The nameless narrator of the story talks about life on North Richmond Street. The former tenant of their apartment was a priest who died. Some books have been left behind, and the young boy narrator sometimes looks at them. He is raised by his aunt and uncle. One of his playmates is a boy named Mangan, and the narrator develops a crush on his friend Mangan's sister. Mangan and his sister live in a building across the street. The narrator watches her stealthily, waiting for her to leave in the mornings so that he can follow her on part of his way to school.
One day, the girl finally speaks to him, to ask if he will go to Araby. Araby is the name of an upcoming bazaar with an Arabian theme. She can't go, because she is going on a religious retreat that weekend. The narrator, full of romantic notions, says that he will go and find some kind of gift for her.
The boy can think of little but the girl, the Orientalist bazaar, and the gift he will get for her. He gets permission to go, and for days he cannot concentrate. The day finally arrives, and the boy reminds his uncle that he wishes to go to the bazaar that night. His uncle will have to get home on time to give him the money for a ride to the bazaar, as well as a bit of spending money.
That night, his uncle is late. The boy despairs of being able to go at all, but finally his uncle comes home. His uncle has forgotten about the bazaar, and by now it is quite late. But the boy still wants to go, and he takes the small sum of money for the train and heads off.
He arrives at the bazaar just as it is closing. Only a few stalls are open. He examines the goods, but they are far too expensive for him.
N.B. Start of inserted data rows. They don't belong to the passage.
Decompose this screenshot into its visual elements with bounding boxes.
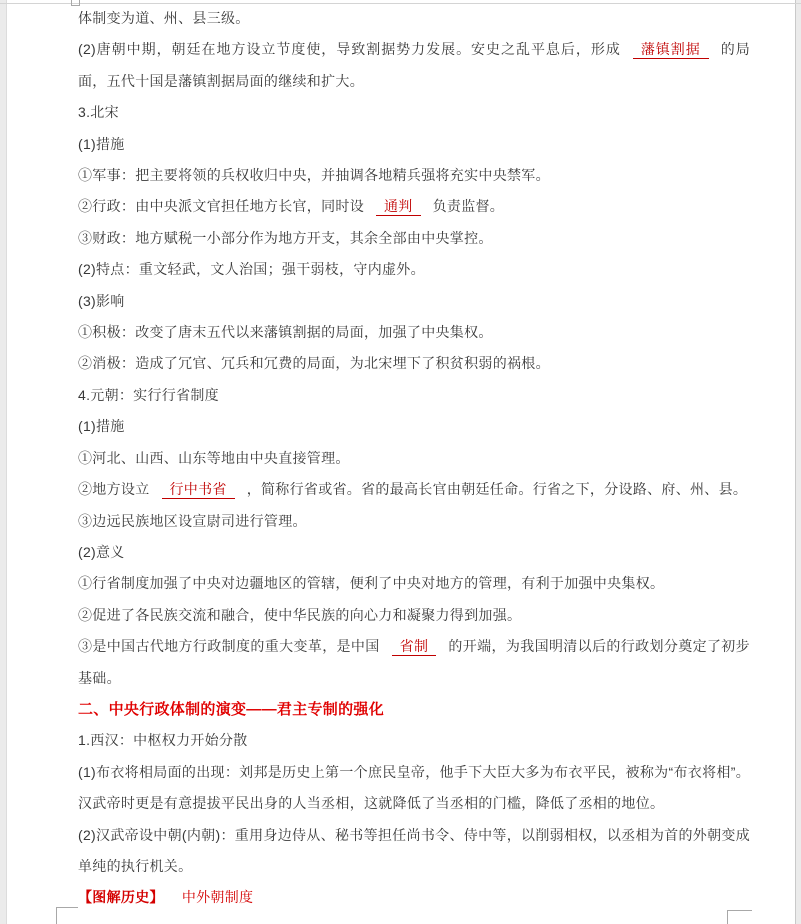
text-run: 3.北宋 [78,104,119,120]
paragraph: ③边远民族地区设宣尉司进行管理。 [78,506,750,537]
paragraph: (2)汉武帝设中朝(内朝)：重用身边侍从、秘书等担任尚书令、侍中等，以削弱相权，… [78,820,750,883]
paragraph: ③财政：地方赋税一小部分作为地方开支，其余全部由中央掌控。 [78,223,750,254]
text-run: (1)措施 [78,418,125,434]
text-run: 体制变为道、州、县三级。 [78,10,250,26]
section-heading: 二、中央行政体制的演变——君主专制的强化 [78,694,750,725]
text-run: ①行省制度加强了中央对边疆地区的管辖，便利了中央对地方的管理，有利于加强中央集权… [78,575,664,591]
page-left-edge [0,0,7,924]
text-run: 中外朝制度 [182,889,254,905]
paragraph: ③是中国古代地方行政制度的重大变革，是中国省制的开端，为我国明清以后的行政划分奠… [78,631,750,694]
fill-in-answer-term: 省制 [392,638,437,656]
paragraph: 1.西汉：中枢权力开始分散 [78,725,750,756]
paragraph: (2)特点：重文轻武，文人治国；强干弱枝，守内虚外。 [78,254,750,285]
paragraph: (3)影响 [78,286,750,317]
paragraph: ①河北、山西、山东等地由中央直接管理。 [78,443,750,474]
paragraph: 4.元朝：实行行省制度 [78,380,750,411]
text-run: ②地方设立 [78,481,150,497]
text-run: ①积极：改变了唐末五代以来藩镇割据的局面，加强了中央集权。 [78,324,493,340]
paragraph: (2)意义 [78,537,750,568]
fill-in-answer-term: 行中书省 [162,481,235,499]
text-run: (2)汉武帝设中朝(内朝)：重用身边侍从、秘书等担任尚书令、侍中等，以削弱相权，… [78,827,750,874]
fill-in-answer-term: 藩镇割据 [633,41,709,59]
text-run: 负责监督。 [433,198,505,214]
paragraph: (1)措施 [78,129,750,160]
text-run: ③边远民族地区设宣尉司进行管理。 [78,513,307,529]
text-run: 1.西汉：中枢权力开始分散 [78,732,248,748]
callout-line: 【图解历史】中外朝制度 [78,882,750,913]
document-canvas: 体制变为道、州、县三级。(2)唐朝中期，朝廷在地方设立节度使，导致割据势力发展。… [0,0,801,924]
paragraph: ②地方设立行中书省，简称行省或省。省的最高长官由朝廷任命。行省之下，分设路、府、… [78,474,750,505]
paragraph: 体制变为道、州、县三级。 [78,3,750,34]
paragraph: ②消极：造成了冗官、冗兵和冗费的局面，为北宋埋下了积贫积弱的祸根。 [78,348,750,379]
text-run: 二、中央行政体制的演变——君主专制的强化 [78,701,384,718]
paragraph: 3.北宋 [78,97,750,128]
paragraph: ②促进了各民族交流和融合，使中华民族的向心力和凝聚力得到加强。 [78,600,750,631]
text-run: (3)影响 [78,293,125,309]
text-run: ③是中国古代地方行政制度的重大变革，是中国 [78,638,380,654]
paragraph: ①行省制度加强了中央对边疆地区的管辖，便利了中央对地方的管理，有利于加强中央集权… [78,568,750,599]
text-run: ①河北、山西、山东等地由中央直接管理。 [78,450,350,466]
text-run: ①军事：把主要将领的兵权收归中央，并抽调各地精兵强将充实中央禁军。 [78,167,550,183]
fill-in-answer-term: 通判 [376,198,421,216]
text-run: (1)布衣将相局面的出现：刘邦是历史上第一个庶民皇帝，他手下大臣大多为布衣平民，… [78,764,750,811]
text-run: ③财政：地方赋税一小部分作为地方开支，其余全部由中央掌控。 [78,230,493,246]
text-boundary-mark-bottom-left [56,907,78,908]
paragraph: ①军事：把主要将领的兵权收归中央，并抽调各地精兵强将充实中央禁军。 [78,160,750,191]
paragraph: (1)措施 [78,411,750,442]
document-body[interactable]: 体制变为道、州、县三级。(2)唐朝中期，朝廷在地方设立节度使，导致割据势力发展。… [78,3,750,914]
text-run: ②消极：造成了冗官、冗兵和冗费的局面，为北宋埋下了积贫积弱的祸根。 [78,355,550,371]
paragraph: ①积极：改变了唐末五代以来藩镇割据的局面，加强了中央集权。 [78,317,750,348]
text-run: ②促进了各民族交流和融合，使中华民族的向心力和凝聚力得到加强。 [78,607,521,623]
callout-label: 【图解历史】 [78,889,164,905]
text-run: (2)特点：重文轻武，文人治国；强干弱枝，守内虚外。 [78,261,425,277]
text-run: (1)措施 [78,136,125,152]
paragraph: ②行政：由中央派文官担任地方长官，同时设通判负责监督。 [78,191,750,222]
text-run: (2)唐朝中期，朝廷在地方设立节度使，导致割据势力发展。安史之乱平息后，形成 [78,41,621,57]
text-run: ②行政：由中央派文官担任地方长官，同时设 [78,198,364,214]
page-right-edge [795,0,801,924]
text-run: ，简称行省或省。省的最高长官由朝廷任命。行省之下，分设路、府、州、县。 [247,481,748,497]
text-run: 4.元朝：实行行省制度 [78,387,219,403]
text-run: (2)意义 [78,544,125,560]
paragraph: (1)布衣将相局面的出现：刘邦是历史上第一个庶民皇帝，他手下大臣大多为布衣平民，… [78,757,750,820]
paragraph: (2)唐朝中期，朝廷在地方设立节度使，导致割据势力发展。安史之乱平息后，形成藩镇… [78,34,750,97]
text-boundary-mark-bottom-left [56,907,57,924]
The lights are being shut off, and the narrator despairs: "Gazing up into the darkness I saw myself as a creature driven and derided by vanity; and my eyes burned with anguish and anger."
As with "The Encounter," this story deals with longing for adventure and escape, though here this longing finds a focus in the object of the narrator's desire. The title, "Araby," also suggests escape. To the nineteenth-century European mind, the Islamic lands of North Africa, the Near East, and the Middle East symbolized decadence, exotic delights, escapism, and a luxurious sensuality. The boy's erotic desires for the girl become joined to his fantasies about the wonders that will be offered in the Orientalist bazaar. He dreams of buying her a suitably romantic gift.
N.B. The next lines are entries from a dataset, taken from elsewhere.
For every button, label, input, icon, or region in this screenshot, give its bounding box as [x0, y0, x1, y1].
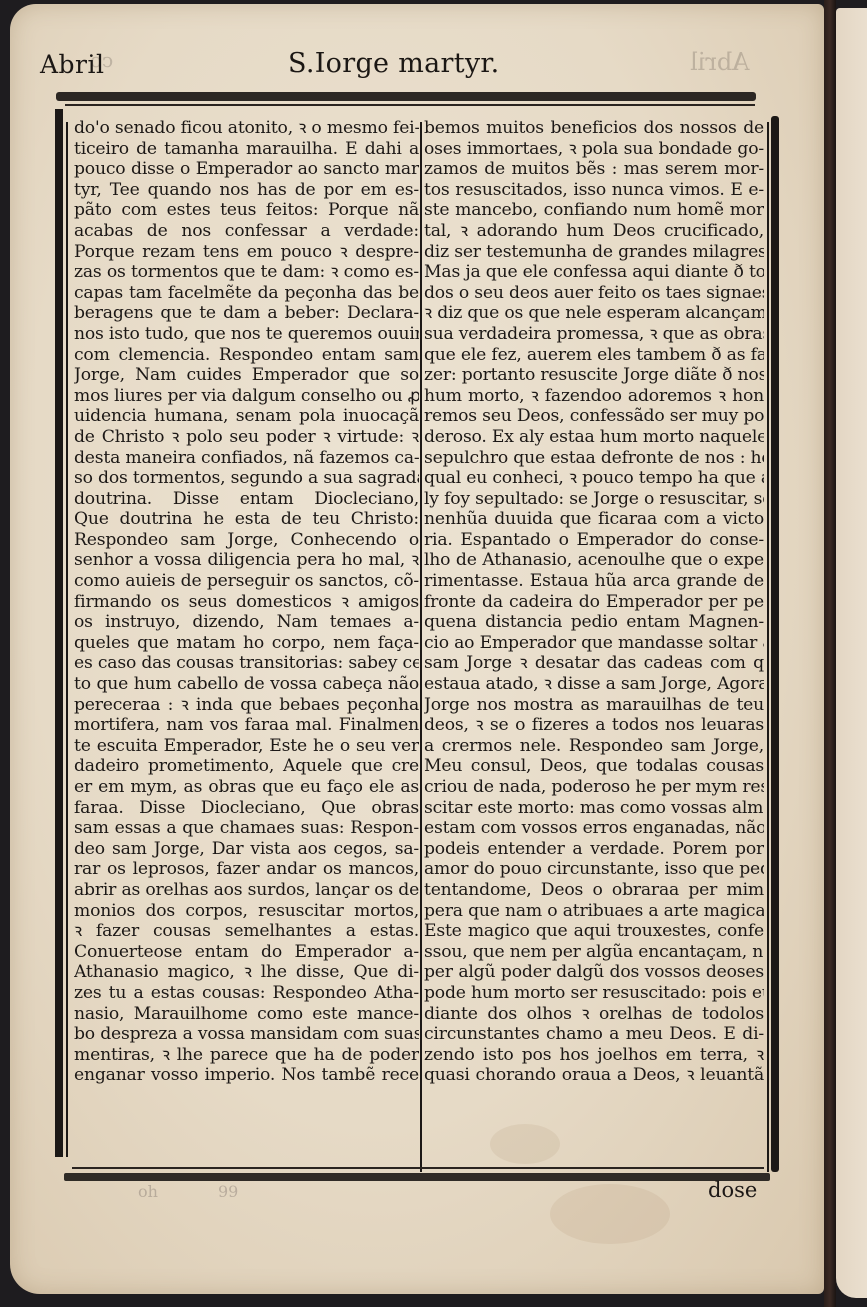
text-line: deroso. Ex aly estaa hum morto naquele: [424, 427, 764, 448]
text-line: nenhũa duuida que ficaraa com a victo: [424, 509, 764, 530]
text-line: remos seu Deos, confessãdo ser muy po: [424, 406, 764, 427]
text-line: te escuita Emperador, Este he o seu ver: [74, 736, 419, 757]
showthrough-text: 99: [218, 1182, 238, 1201]
text-line: Conuerteose entam do Emperador a-: [74, 942, 419, 963]
text-line: zamos de muitos bẽs : mas serem mor-: [424, 159, 764, 180]
text-line: deos, ꝛ se o fizeres a todos nos leuaras: [424, 715, 764, 736]
text-line: ꝛ diz que os que nele esperam alcançam: [424, 303, 764, 324]
text-line: zes tu a estas cousas: Respondeo Atha-: [74, 983, 419, 1004]
text-line: do'o senado ficou atonito, ꝛ o mesmo fei…: [74, 118, 419, 139]
top-border-rule-thin: [65, 104, 755, 106]
text-line: bemos muitos beneficios dos nossos de: [424, 118, 764, 139]
text-line: mentiras, ꝛ lhe parece que ha de poder: [74, 1045, 419, 1066]
text-line: ly foy sepultado: se Jorge o resuscitar,…: [424, 489, 764, 510]
text-line: ssou, que nem per algũa encantaçam, nẽ: [424, 942, 764, 963]
text-line: diante dos olhos ꝛ orelhas de todolos: [424, 1004, 764, 1025]
text-line: ste mancebo, confiando num homẽ mor: [424, 200, 764, 221]
text-line: fronte da cadeira do Emperador per pe: [424, 592, 764, 613]
text-line: sua verdadeira promessa, ꝛ que as obras: [424, 324, 764, 345]
text-line: Athanasio magico, ꝛ lhe disse, Que di-: [74, 962, 419, 983]
running-head-month: Abril: [40, 50, 105, 79]
page-header: co Abril S.Iorge martyr. Abril: [10, 48, 824, 88]
text-line: criou de nada, poderoso he per mym resu: [424, 777, 764, 798]
text-line: desta maneira confiados, nã fazemos ca-: [74, 448, 419, 469]
showthrough-text: Abril: [690, 48, 750, 76]
text-line: to que hum cabello de vossa cabeça não: [74, 674, 419, 695]
text-line: circunstantes chamo a meu Deos. E di-: [424, 1024, 764, 1045]
text-line: de Christo ꝛ polo seu poder ꝛ virtude: ꝛ: [74, 427, 419, 448]
text-line: pode hum morto ser resuscitado: pois eu: [424, 983, 764, 1004]
text-line: lho de Athanasio, acenoulhe que o expe: [424, 550, 764, 571]
paper-stain: [550, 1184, 670, 1244]
text-line: Meu consul, Deos, que todalas cousas: [424, 756, 764, 777]
text-line: sam essas a que chamaes suas: Respon-: [74, 818, 419, 839]
text-line: acabas de nos confessar a verdade:: [74, 221, 419, 242]
text-line: amor do pouo circunstante, isso que pedi…: [424, 859, 764, 880]
text-column-right: bemos muitos beneficios dos nossos deose…: [424, 118, 764, 1086]
text-line: qual eu conheci, ꝛ pouco tempo ha que a: [424, 468, 764, 489]
text-line: zas os tormentos que te dam: ꝛ como es-: [74, 262, 419, 283]
text-line: como auieis de perseguir os sanctos, cõ-: [74, 571, 419, 592]
text-line: oses immortaes, ꝛ pola sua bondade go-: [424, 139, 764, 160]
text-line: nos isto tudo, que nos te queremos ouuir: [74, 324, 419, 345]
text-line: diz ser testemunha de grandes milagres.: [424, 242, 764, 263]
text-line: so dos tormentos, segundo a sua sagrada: [74, 468, 419, 489]
text-line: zendo isto pos hos joelhos em terra, ꝛ: [424, 1045, 764, 1066]
text-line: queles que matam ho corpo, nem faça-: [74, 633, 419, 654]
book-page: co Abril S.Iorge martyr. Abril do'o sena…: [10, 4, 824, 1294]
text-line: tentandome, Deos o obraraa per mim: [424, 880, 764, 901]
text-line: pereceraa : ꝛ inda que bebaes peçonha: [74, 695, 419, 716]
text-line: er em mym, as obras que eu faço ele as: [74, 777, 419, 798]
text-line: bo despreza a vossa mansidam com suas: [74, 1024, 419, 1045]
column-divider: [420, 122, 422, 1172]
text-line: Jorge nos mostra as marauilhas de teu: [424, 695, 764, 716]
text-line: pãto com estes teus feitos: Porque nã: [74, 200, 419, 221]
text-line: scitar este morto: mas como vossas almas: [424, 798, 764, 819]
showthrough-text: oh: [138, 1182, 158, 1201]
text-line: rimentasse. Estaua hũa arca grande de: [424, 571, 764, 592]
left-border-rule: [55, 109, 63, 1157]
left-border-rule-thin: [66, 122, 68, 1157]
text-line: quena distancia pedio entam Magnen-: [424, 612, 764, 633]
text-line: faraa. Disse Diocleciano, Que obras: [74, 798, 419, 819]
text-line: per algũ poder dalgũ dos vossos deoses: [424, 962, 764, 983]
text-line: ticeiro de tamanha marauilha. E dahi a: [74, 139, 419, 160]
text-line: nasio, Marauilhome como este mance-: [74, 1004, 419, 1025]
text-line: beragens que te dam a beber: Declara-: [74, 303, 419, 324]
text-line: deo sam Jorge, Dar vista aos cegos, sa-: [74, 839, 419, 860]
bottom-border-rule-thin: [72, 1167, 764, 1169]
text-line: ria. Espantado o Emperador do conse-: [424, 530, 764, 551]
text-line: tos resuscitados, isso nunca vimos. E e-: [424, 180, 764, 201]
text-line: estam com vossos erros enganadas, não: [424, 818, 764, 839]
text-line: zer: portanto resuscite Jorge diãte ð no…: [424, 365, 764, 386]
facing-page-edge: [836, 8, 867, 1298]
text-column-left: do'o senado ficou atonito, ꝛ o mesmo fei…: [74, 118, 419, 1086]
text-line: dos o seu deos auer feito os taes signae…: [424, 283, 764, 304]
text-line: Jorge, Nam cuides Emperador que so: [74, 365, 419, 386]
text-line: sepulchro que estaa defronte de nos : ho: [424, 448, 764, 469]
text-line: Este magico que aqui trouxestes, confe: [424, 921, 764, 942]
text-line: capas tam facelmẽte da peçonha das be: [74, 283, 419, 304]
text-line: Respondeo sam Jorge, Conhecendo o: [74, 530, 419, 551]
text-line: mos liures per via dalgum conselho ou ꝓ: [74, 386, 419, 407]
text-line: doutrina. Disse entam Diocleciano,: [74, 489, 419, 510]
text-line: tyr, Tee quando nos has de por em es-: [74, 180, 419, 201]
text-line: Mas ja que ele confessa aqui diante ð to: [424, 262, 764, 283]
text-line: abrir as orelhas aos surdos, lançar os d…: [74, 880, 419, 901]
right-border-rule: [771, 116, 779, 1172]
text-line: uidencia humana, senam pola inuocaçã: [74, 406, 419, 427]
text-line: com clemencia. Respondeo entam sam: [74, 345, 419, 366]
text-line: enganar vosso imperio. Nos tambẽ rece: [74, 1065, 419, 1086]
text-line: firmando os seus domesticos ꝛ amigos: [74, 592, 419, 613]
text-line: es caso das cousas transitorias: sabey c…: [74, 653, 419, 674]
text-line: Que doutrina he esta de teu Christo:: [74, 509, 419, 530]
text-line: rar os leprosos, fazer andar os mancos,: [74, 859, 419, 880]
text-line: pera que nam o atribuaes a arte magica.: [424, 901, 764, 922]
text-line: hum morto, ꝛ fazendoo adoremos ꝛ hon: [424, 386, 764, 407]
text-line: pouco disse o Emperador ao sancto mar: [74, 159, 419, 180]
catchword: dose: [708, 1178, 757, 1202]
text-line: dadeiro prometimento, Aquele que cre: [74, 756, 419, 777]
text-line: Porque rezam tens em pouco ꝛ despre-: [74, 242, 419, 263]
text-line: cio ao Emperador que mandasse soltar a: [424, 633, 764, 654]
right-border-rule-thin: [767, 122, 769, 1172]
text-line: os instruyo, dizendo, Nam temaes a-: [74, 612, 419, 633]
paper-stain: [490, 1124, 560, 1164]
text-line: senhor a vossa diligencia pera ho mal, ꝛ: [74, 550, 419, 571]
text-line: ꝛ fazer cousas semelhantes a estas.: [74, 921, 419, 942]
text-line: tal, ꝛ adorando hum Deos crucificado,: [424, 221, 764, 242]
page-title: S.Iorge martyr.: [288, 48, 500, 79]
bottom-border-rule: [64, 1173, 770, 1181]
top-border-rule: [56, 92, 756, 101]
text-line: que ele fez, auerem eles tambem ð as fa: [424, 345, 764, 366]
text-line: monios dos corpos, resuscitar mortos,: [74, 901, 419, 922]
text-line: estaua atado, ꝛ disse a sam Jorge, Agora: [424, 674, 764, 695]
text-line: podeis entender a verdade. Porem por: [424, 839, 764, 860]
text-line: a crermos nele. Respondeo sam Jorge,: [424, 736, 764, 757]
text-line: quasi chorando oraua a Deos, ꝛ leuantã: [424, 1065, 764, 1086]
text-line: mortifera, nam vos faraa mal. Finalmen: [74, 715, 419, 736]
book-gutter: [824, 0, 836, 1307]
text-line: sam Jorge ꝛ desatar das cadeas com q: [424, 653, 764, 674]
The third story of the collection, it is the last story with a first-person narrator. It continues with the ages-of-life structure: we have had young boys for our protagonists in both "The Sisters" and "An Encounter," and here we have a boy in the throes of his first passion. As the boy is becoming a man, the bazaar becomes emblematic for the difficulty of the adult world, in which the boy proves unable to navigate. Boyish fantasies are dashed by the realities of life in Dublin. The first three stories are all narrated in the first-person, and they all have nameless boys as their narrators. All three narrators seem sensitive and intelligent, with keen interests in learning and a propensity for fantasy. Joyce, still in his early twenties when he wrote Dubliners, clearly drew on his own personal experiences more directly in writing these three tales. The namelessness of all three boys also encourages interpreters to identify them with Joyce, although from an interpretive point of view this move does little to illuminate the stories.
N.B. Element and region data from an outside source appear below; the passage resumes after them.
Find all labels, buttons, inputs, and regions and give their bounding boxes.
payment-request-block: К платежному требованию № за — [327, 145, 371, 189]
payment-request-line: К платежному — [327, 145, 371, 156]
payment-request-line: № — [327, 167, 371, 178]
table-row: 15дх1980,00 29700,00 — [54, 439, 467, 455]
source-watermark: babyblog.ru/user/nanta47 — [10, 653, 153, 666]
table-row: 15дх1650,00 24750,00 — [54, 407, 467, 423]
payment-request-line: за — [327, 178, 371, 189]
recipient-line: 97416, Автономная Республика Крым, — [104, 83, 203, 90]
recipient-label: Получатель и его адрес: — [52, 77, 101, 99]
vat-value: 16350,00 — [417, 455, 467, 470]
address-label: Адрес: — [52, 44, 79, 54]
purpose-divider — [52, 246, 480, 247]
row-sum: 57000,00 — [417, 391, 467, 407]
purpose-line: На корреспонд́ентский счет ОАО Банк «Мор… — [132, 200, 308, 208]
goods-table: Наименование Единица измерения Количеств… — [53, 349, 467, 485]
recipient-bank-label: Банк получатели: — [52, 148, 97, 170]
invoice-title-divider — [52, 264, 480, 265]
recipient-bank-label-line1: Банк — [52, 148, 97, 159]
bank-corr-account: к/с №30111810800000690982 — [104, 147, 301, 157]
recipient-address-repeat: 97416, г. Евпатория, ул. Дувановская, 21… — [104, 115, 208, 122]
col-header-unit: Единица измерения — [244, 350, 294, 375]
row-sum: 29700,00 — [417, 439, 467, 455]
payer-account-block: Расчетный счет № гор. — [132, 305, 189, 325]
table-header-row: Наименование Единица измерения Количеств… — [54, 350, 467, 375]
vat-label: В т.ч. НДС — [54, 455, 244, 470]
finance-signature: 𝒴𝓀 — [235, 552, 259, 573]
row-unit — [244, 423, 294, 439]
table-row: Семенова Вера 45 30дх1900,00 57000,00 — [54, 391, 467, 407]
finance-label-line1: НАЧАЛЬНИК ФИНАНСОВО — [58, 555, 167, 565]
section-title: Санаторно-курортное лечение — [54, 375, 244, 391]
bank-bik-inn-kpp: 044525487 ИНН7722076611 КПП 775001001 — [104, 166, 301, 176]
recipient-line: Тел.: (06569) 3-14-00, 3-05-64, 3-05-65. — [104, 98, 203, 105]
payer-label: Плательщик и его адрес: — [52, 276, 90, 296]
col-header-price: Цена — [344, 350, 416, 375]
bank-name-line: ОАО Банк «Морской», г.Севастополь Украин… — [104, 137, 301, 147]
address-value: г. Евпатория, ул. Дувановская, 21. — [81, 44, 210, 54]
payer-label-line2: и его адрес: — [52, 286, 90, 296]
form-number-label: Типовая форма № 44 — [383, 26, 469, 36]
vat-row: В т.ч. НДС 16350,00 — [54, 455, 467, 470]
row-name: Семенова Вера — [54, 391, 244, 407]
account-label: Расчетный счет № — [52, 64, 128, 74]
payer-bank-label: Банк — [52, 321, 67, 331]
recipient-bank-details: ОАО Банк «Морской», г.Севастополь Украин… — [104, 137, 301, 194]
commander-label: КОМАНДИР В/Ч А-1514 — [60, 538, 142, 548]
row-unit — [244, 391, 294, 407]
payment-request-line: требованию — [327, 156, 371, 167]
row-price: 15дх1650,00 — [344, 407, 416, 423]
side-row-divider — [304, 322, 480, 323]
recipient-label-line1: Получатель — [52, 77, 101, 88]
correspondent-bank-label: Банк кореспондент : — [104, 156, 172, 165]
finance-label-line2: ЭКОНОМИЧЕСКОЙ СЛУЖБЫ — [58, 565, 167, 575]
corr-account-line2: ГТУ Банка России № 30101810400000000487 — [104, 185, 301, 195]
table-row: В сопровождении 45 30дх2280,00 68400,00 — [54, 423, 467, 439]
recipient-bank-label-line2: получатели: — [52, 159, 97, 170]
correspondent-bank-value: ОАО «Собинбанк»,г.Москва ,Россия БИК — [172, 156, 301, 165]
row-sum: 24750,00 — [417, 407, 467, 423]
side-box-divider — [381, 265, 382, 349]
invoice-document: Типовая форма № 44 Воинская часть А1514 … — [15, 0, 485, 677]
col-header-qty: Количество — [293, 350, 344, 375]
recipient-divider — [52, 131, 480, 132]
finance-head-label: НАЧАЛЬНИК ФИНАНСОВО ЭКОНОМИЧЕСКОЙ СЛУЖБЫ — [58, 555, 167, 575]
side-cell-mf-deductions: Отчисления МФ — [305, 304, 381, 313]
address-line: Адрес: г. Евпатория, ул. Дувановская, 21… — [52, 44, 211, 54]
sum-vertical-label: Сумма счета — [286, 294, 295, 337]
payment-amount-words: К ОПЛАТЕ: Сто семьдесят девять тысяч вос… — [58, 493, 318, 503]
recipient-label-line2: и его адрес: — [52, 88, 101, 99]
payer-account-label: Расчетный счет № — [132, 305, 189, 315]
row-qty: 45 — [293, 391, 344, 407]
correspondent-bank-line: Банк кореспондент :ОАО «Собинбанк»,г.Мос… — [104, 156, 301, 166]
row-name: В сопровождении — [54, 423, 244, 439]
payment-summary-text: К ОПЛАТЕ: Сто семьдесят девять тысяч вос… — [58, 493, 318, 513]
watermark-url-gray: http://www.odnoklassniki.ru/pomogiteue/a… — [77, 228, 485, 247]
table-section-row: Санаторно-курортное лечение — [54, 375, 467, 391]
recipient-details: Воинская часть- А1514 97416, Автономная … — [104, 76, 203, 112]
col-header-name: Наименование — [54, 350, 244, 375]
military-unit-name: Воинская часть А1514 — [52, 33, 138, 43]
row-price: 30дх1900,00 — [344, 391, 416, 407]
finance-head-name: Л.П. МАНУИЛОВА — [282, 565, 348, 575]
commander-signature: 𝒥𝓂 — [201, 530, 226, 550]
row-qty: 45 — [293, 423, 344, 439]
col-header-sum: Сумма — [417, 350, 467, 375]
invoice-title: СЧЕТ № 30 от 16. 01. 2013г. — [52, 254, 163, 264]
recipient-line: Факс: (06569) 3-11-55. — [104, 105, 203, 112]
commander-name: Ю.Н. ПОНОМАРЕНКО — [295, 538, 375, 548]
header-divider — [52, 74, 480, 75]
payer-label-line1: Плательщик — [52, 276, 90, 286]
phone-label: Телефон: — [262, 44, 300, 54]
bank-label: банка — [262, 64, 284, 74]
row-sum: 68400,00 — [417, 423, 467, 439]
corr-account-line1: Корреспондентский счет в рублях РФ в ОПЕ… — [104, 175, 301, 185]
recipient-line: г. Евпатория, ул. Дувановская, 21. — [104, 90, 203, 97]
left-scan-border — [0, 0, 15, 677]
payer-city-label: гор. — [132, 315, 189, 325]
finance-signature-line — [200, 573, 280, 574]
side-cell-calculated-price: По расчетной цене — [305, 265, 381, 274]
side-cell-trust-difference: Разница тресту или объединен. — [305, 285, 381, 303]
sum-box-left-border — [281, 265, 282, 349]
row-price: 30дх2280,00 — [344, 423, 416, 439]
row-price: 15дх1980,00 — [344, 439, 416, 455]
"Araby"'s key theme is frustration, as the boy deals with the limits imposed on him by his situation. The protagonist has a series of romantic ideas, about the girl and the wondrous event that he will attend on her behalf. But on the night when he awaits his uncle's return so that he can go to the bazaar, we feel the boy's frustration mounting. For a time, the boy fears he may not be able to go at all. When he finally does arrive, the bazaar is more or less over. His fantasies about the bazaar and buying a great gift for the girl are revealed as ridiculous. For one thing, the bazaar is a rather tawdry shadow of the boy's dreams. He overhears the conversation of some of the vendors, who are ordinary English women, and the mundane nature of the talk drives home that there is no escape: bazaar or not, the boy is still in Dublin, and the accents of the vendors remind the reader that Dublin is a colonized city.
The boy has arrived too late to do any serious shopping, but quickly we see that his tardiness does not matter. Any nice gift is well beyond the protagonist's price range. We know, from the description of the boy's housing situation and the small sum his uncle gives him, that their financial situation is tight. Though his anticipation of the event has provided him with pleasant daydreams, reality is much harsher. He remains a prisoner of his modest means and his city.